MTS: We start in a place where we recognize that housing is one of our most basic human needs. It’s essential to our security, our health. It’s a bridge to opportunity and we’re at a point – not just here in New York, but nationally – where these are the types of cuts that are unacceptable given that we need more resources rather than less. Nationally, one in four rental households pays over 50 percent of its income on rent. It is true that HPD on the expense side is very reliant on the federal government. About 86 percent of our expense budget is federally funded to really cover some of our most basic services. Services that allow us to do code inspections, to prevent landlord harassment, to do emergency shelters, to hold landlords accountable, to fund supportive housing. So job one is to ensure that we are resisting those cuts. And I think we are in a good position to do that because affordable housing, making sure that people have decent, affordable homes, is a very bipartisan issue. It’s not just urban areas like New York City, but rural areas, areas in red states and in purple states. So we want to make sure that we are very focused on fighting those cuts. Of course, we are doing all of the necessary scenario planning in anticipation of having to cope with any changes, but we can’t let Washington, D.C., walk away from its obligations to residents of this city and so many other places across the country.

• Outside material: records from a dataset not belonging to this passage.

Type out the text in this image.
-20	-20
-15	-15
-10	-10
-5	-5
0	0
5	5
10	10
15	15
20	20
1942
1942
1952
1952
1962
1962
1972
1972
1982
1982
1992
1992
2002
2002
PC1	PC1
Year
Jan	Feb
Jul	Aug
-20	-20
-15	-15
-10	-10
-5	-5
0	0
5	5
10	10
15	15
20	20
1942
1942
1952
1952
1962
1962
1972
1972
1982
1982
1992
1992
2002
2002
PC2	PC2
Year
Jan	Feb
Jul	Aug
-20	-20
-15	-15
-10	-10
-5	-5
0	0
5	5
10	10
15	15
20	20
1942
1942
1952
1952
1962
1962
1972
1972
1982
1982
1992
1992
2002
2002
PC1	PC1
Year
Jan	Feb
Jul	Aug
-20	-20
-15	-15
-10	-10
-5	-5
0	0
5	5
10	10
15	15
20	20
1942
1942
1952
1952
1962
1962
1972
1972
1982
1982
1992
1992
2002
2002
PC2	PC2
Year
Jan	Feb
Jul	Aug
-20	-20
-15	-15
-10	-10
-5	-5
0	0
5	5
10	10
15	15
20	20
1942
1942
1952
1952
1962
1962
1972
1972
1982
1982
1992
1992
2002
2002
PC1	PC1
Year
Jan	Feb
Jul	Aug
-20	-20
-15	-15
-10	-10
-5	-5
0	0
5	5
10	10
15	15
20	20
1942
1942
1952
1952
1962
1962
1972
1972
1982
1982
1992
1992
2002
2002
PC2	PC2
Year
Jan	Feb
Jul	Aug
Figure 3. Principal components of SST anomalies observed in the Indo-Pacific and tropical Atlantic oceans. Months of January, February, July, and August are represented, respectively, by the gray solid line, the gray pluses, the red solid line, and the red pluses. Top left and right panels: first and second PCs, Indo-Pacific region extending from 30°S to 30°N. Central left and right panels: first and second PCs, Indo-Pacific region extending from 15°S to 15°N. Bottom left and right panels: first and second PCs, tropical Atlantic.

C&S: The mayor’s executive budget just came out with an additional $1.9 billion for affordable housing. De Blasio says there’s a particular focus on housing for lower income levels. Is this a strategic shift, admitting there were some faults in the previous program?

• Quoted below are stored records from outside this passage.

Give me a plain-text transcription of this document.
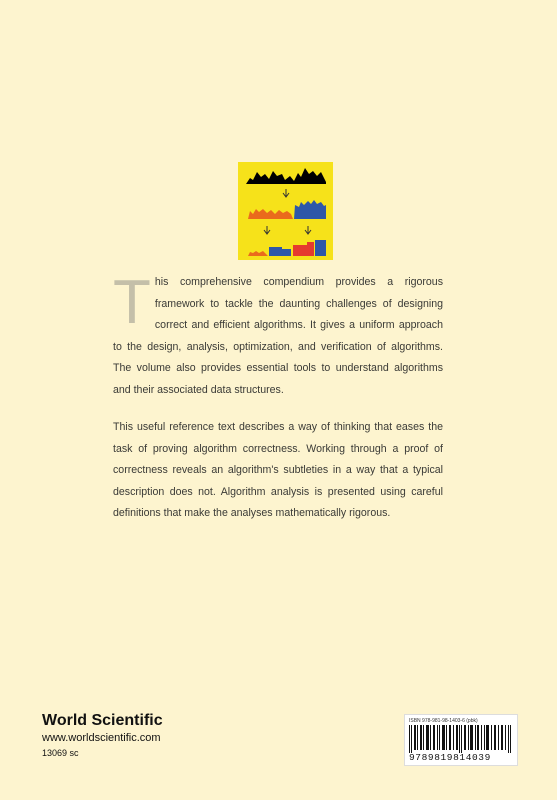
This comprehensive compendium provides a rigorous framework to tackle the daunting challenges of designing correct and efficient algorithms. It gives a uniform approach to the design, analysis, optimization, and verification of algorithms. The volume also provides essential tools to understand algorithms and their associated data structures.
This useful reference text describes a way of thinking that eases the task of proving algorithm correctness. Working through a proof of correctness reveals an algorithm's subtleties in a way that a typical description does not. Algorithm analysis is presented using careful definitions that make the analyses mathematically rigorous.
World Scientific
www.worldscientific.com
13069 sc
ISBN 978-981-98-1403-6 (pbk)
9789819814039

MTS: The Housing New York plan really represents the most ambitious municipal plan to create and preserve affordable housing in the country. And also, even before the addition of the $2 billion, represented an unprecedented commitment of resources. This is now a – with the $2 billion – a $10 billion capital plan that is addressing, in a holistic way, the affordability crisis in New York City. The addition of the $2 billion allows us to reach deeper affordability in the plan, but we already, in the first three years, aside from record-breaking success in general, in terms of the units that have been preserved and created, we also exceeded our targets for extremely low-income and very low-income families. The reality is that there is need across different income levels. And while the need for sure exists – which is why we added the additional $2 billion – for very low and extremely low-income families. For instance, a single mother who works full time at a $15-an-hour job with one child, that household is over 30 percent of AMI. That is a real need. Or a home health care worker married to a dishwasher who has one child, that family too is above 30 percent of area median income. There are real needs across different income tiers, and so we have not just developed, but are aggressively implementing a plan that allows us to address the needs of different families in New York City who are struggling with the affordability crisis.
C&S: You’re new to HPD, just started in January. What’s the biggest thing you’ve learned in these first four months?

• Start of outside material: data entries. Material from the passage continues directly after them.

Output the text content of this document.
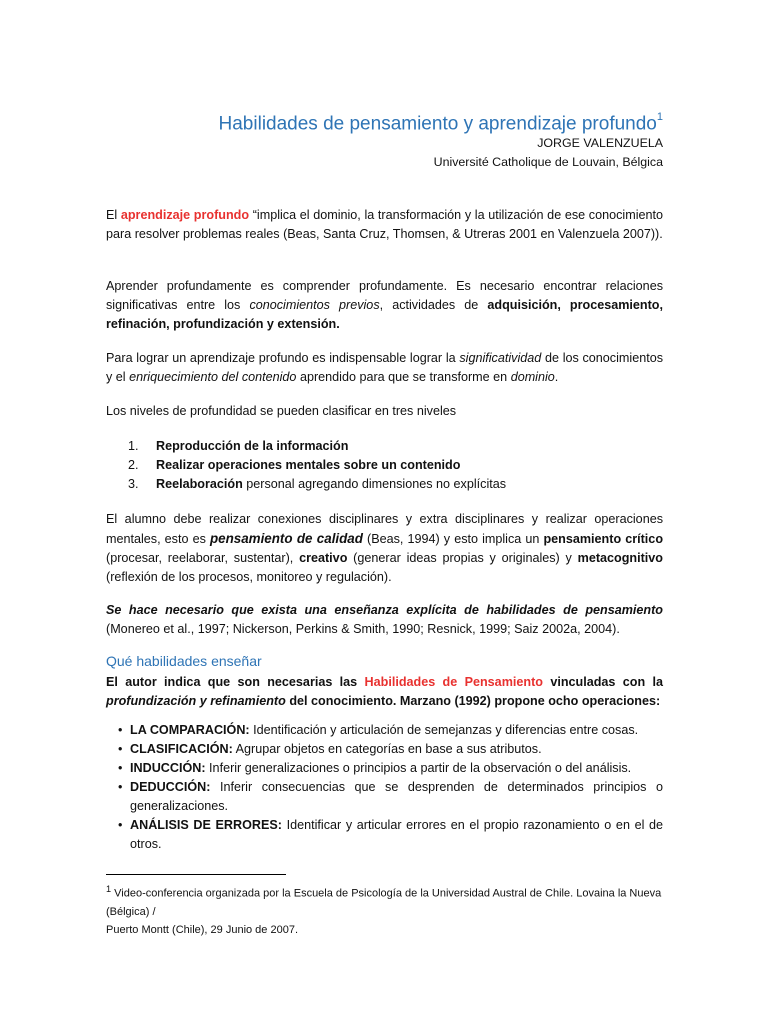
Habilidades de pensamiento y aprendizaje profundo$^1$
JORGE VALENZUELA
Université Catholique de Louvain, Bélgica

El aprendizaje profundo “implica el dominio, la transformación y la utilización de ese conocimiento para resolver problemas reales (Beas, Santa Cruz, Thomsen, & Utreras 2001 en Valenzuela 2007)).

Aprender profundamente es comprender profundamente. Es necesario encontrar relaciones significativas entre los conocimientos previos, actividades de adquisición, procesamiento, refinación, profundización y extensión.

Para lograr un aprendizaje profundo es indispensable lograr la significatividad de los conocimientos y el enriquecimiento del contenido aprendido para que se transforme en dominio.

Los niveles de profundidad se pueden clasificar en tres niveles

1.	Reproducción de la información
2.	Realizar operaciones mentales sobre un contenido
3.	Reelaboración personal agregando dimensiones no explícitas

El alumno debe realizar conexiones disciplinares y extra disciplinares y realizar operaciones mentales, esto es pensamiento de calidad (Beas, 1994) y esto implica un pensamiento crítico (procesar, reelaborar, sustentar), creativo (generar ideas propias y originales) y metacognitivo (reflexión de los procesos, monitoreo y regulación).

Se hace necesario que exista una enseñanza explícita de habilidades de pensamiento (Monereo et al., 1997; Nickerson, Perkins & Smith, 1990; Resnick, 1999; Saiz 2002a, 2004).

Qué habilidades enseñar

El autor indica que son necesarias las Habilidades de Pensamiento vinculadas con la profundización y refinamiento del conocimiento. Marzano (1992) propone ocho operaciones:

• LA COMPARACIÓN: Identificación y articulación de semejanzas y diferencias entre cosas.
• CLASIFICACIÓN: Agrupar objetos en categorías en base a sus atributos.
• INDUCCIÓN: Inferir generalizaciones o principios a partir de la observación o del análisis.
• DEDUCCIÓN: Inferir consecuencias que se desprenden de determinados principios o generalizaciones.
• ANÁLISIS DE ERRORES: Identificar y articular errores en el propio razonamiento o en el de otros.
$^1$ Video-conferencia organizada por la Escuela de Psicología de la Universidad Austral de Chile. Lovaina la Nueva (Bélgica) /
Puerto Montt (Chile), 29 Junio de 2007.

MTS: I’ve learned a few things. One, because I have been able to, in a very up close way, talk to residents, tenants, homeowners of this city who are really struggling with the affordability crisis, I’ve gained a newfound appreciation for the significance of the work of this agency. And while I’m new, their struggles are pre-existing. I don’t have and I haven’t had the luxury of a learning curve. I have to, together with the incredible team here, act with a real sense or urgency to make sure that we are doing everything that we can to create and preserve affordable housing in the city.
The second thing is that this work entails me working, and everyone working, in two gears. To advance the mayor’s ambitious housing plan while at the same time dealing with all of the threats on the national level that exist.
And there’s a third thing. We’re doing this from a position of strength because we have such incredible commitment by city government, but also a deep bench of expertise with all of the many players in the affordable housing industry – not-for-profit organizations, the development community, advocates – we are a united front in this fight.
And then lastly, which I think is relevant given my previous roles, is that in order to deal with the affordable housing crisis in New York City, the mayor has made sure that we’re not siloed. There are many parts of that equation. We have to deal with rising rents. We also have to deal with raising incomes. My background, together with the background of the leaders at the Department of City Planning in Marisa Lago, James Patchett at the (New York City) Economic Development Corp., all of us individuals who both worked in affordable housing and economic development, that allows us to make sure that we’re using all of the tools in tandem to deal with every part of the equation so at the end of the day we are uplifting families across the city in the most holistic way.